When vacancies happen in the representation from any state, the Executive authority thereof shall issue writs of election to fill such vacancies.

The House of Representatives shall choose their Speaker and other officers, and shall have the sole power of impeachment.

SEC. 3. The Senate of the United States shall be composed of two Senators from each state, chosen by the Legislature thereof for six years; and each Senator shall have one vote.

Immediately after they shall be assembled in consequence of the first election, they shall be divided as equally as may be into three classes. The seats of the Senators of the first class shall be vacated at the expiration of the second year, of the second class at the expiration of the fourth year, and of the third class at the expiration of the sixth year, so that one-third may be chosen every second year; and if vacancies happen by resignation or otherwise, during the recess of the Legislature of any state, the Executive thereof may make temporary appointments until the next meeting of the Legislature, which shall then fill such vacancies.

No person shall be a Senator who shall not have attained to the age of thirty years and been nine years a citizen of the United States, and who shall not, when elected, be an inhabitant of that state for which he shall be chosen.

The Vice-President of the United States shall be President of the Senate, but shall have no vote unless they be equally divided.

The Senate shall choose their other officers, and also a President pro tempore, in the absence of the Vice-President, or when he shall exercise the office of President of the United States.

The Senate shali have the sole power to try all impeachments.
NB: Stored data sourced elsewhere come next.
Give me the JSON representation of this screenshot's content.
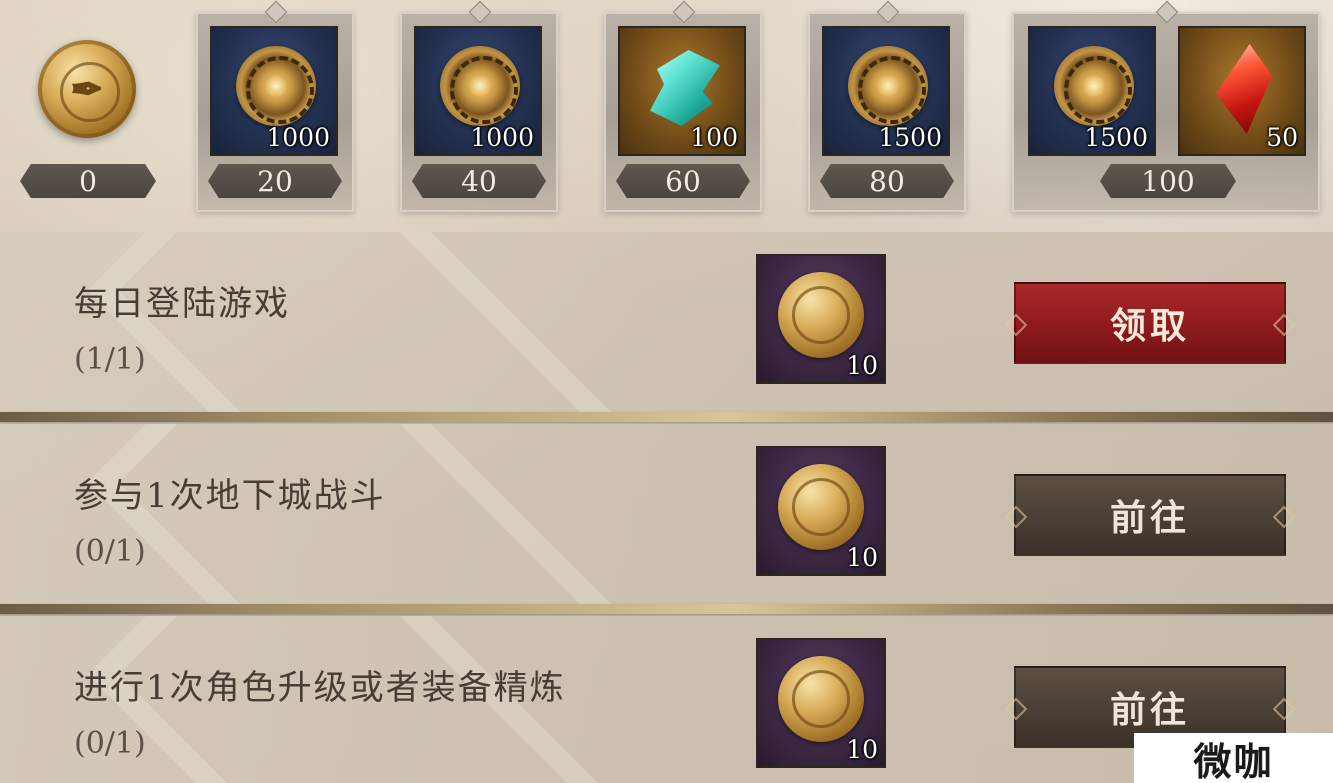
{
  "milestones": {
    "start": {
      "label": "0",
      "icon": "quill-coin-icon"
    },
    "items": [
      {
        "label": "20",
        "rewards": [
          {
            "icon": "gold-medal-icon",
            "qty": "1000"
          }
        ]
      },
      {
        "label": "40",
        "rewards": [
          {
            "icon": "gold-medal-icon",
            "qty": "1000"
          }
        ]
      },
      {
        "label": "60",
        "rewards": [
          {
            "icon": "cyan-crystal-icon",
            "qty": "100"
          }
        ]
      },
      {
        "label": "80",
        "rewards": [
          {
            "icon": "gold-medal-icon",
            "qty": "1500"
          }
        ]
      },
      {
        "label": "100",
        "rewards": [
          {
            "icon": "gold-medal-icon",
            "qty": "1500"
          },
          {
            "icon": "red-crystal-icon",
            "qty": "50"
          }
        ]
      }
    ]
  },
  "tasks": [
    {
      "title": "每日登陆游戏",
      "progress": "(1/1)",
      "reward_qty": "10",
      "reward_icon": "quill-coin-icon",
      "button": "领取"
    },
    {
      "title": "参与1次地下城战斗",
      "progress": "(0/1)",
      "reward_qty": "10",
      "reward_icon": "quill-coin-icon",
      "button": "前往"
    },
    {
      "title": "进行1次角色升级或者装备精炼",
      "progress": "(0/1)",
      "reward_qty": "10",
      "reward_icon": "quill-coin-icon",
      "button": "前往"
    }
  ],
  "watermark": "微咖",
  "colors": {
    "claim_button": "#8e1a1c",
    "go_button": "#4a3f34"
  }
}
When sitting for that purpose they shall be on oath or affirmation. When the President of the United States is tried the Chief Justice shall preside. And no person shall be convicted without the concurrence of two-thirds of the members present.

Judgment, in cases of impeachment, shall not extend further than to removal from office, and disqualification to hold and enjoy any office of honor, trust, or profit under the United States; but the party convicted shall nevertheless be liable and subject to indictment, trial, judgment, and punishment according to law.

SEC. 4. The times, places and manner of holding elections for Senators and Representatives shall be prescribed in each state by the Legislature thereof; but the Congress may at any time by law make or alter such regulations, except as to the places of choosing Senators.

The Congress shall assemble at least once in every year, and such meeting shall be on the first Monday in December, unless they shall by law appoint a different day.

Sec. 5. Each house shall be the judge of the election, returns, and qualifications of its own members, and a majority of each shall constitute a quorum to do business; but a smaller number may adjourn from day to day, and may be authorized to compel the attendance of absent members in such manner and under such penalties as each house may provide.

Each house may determine the rules of its proceedings, punish its members for disorderly behavior, and, with the concurrence of two-thirds, expel a member.

Each house shall keep a journal of its proceedings, and from time to time publish the same, excepting such parts as may, in their judgment, require secrecy; and the yeas and nays of the members of either house on any question shall, at the desire of one-fifth of those present, be entered on the journal.

Neither house, during the session of Congress, shall, without the consent of the other, adjourn for more than three days, nor to any other place than that in which the two houses shall be sitting.

SEC. 6. The Senators and Representatives shall receive a compensation for their services, to be ascertained by law, and paid out of the treasury of the United States. They shall in all cases, except treason.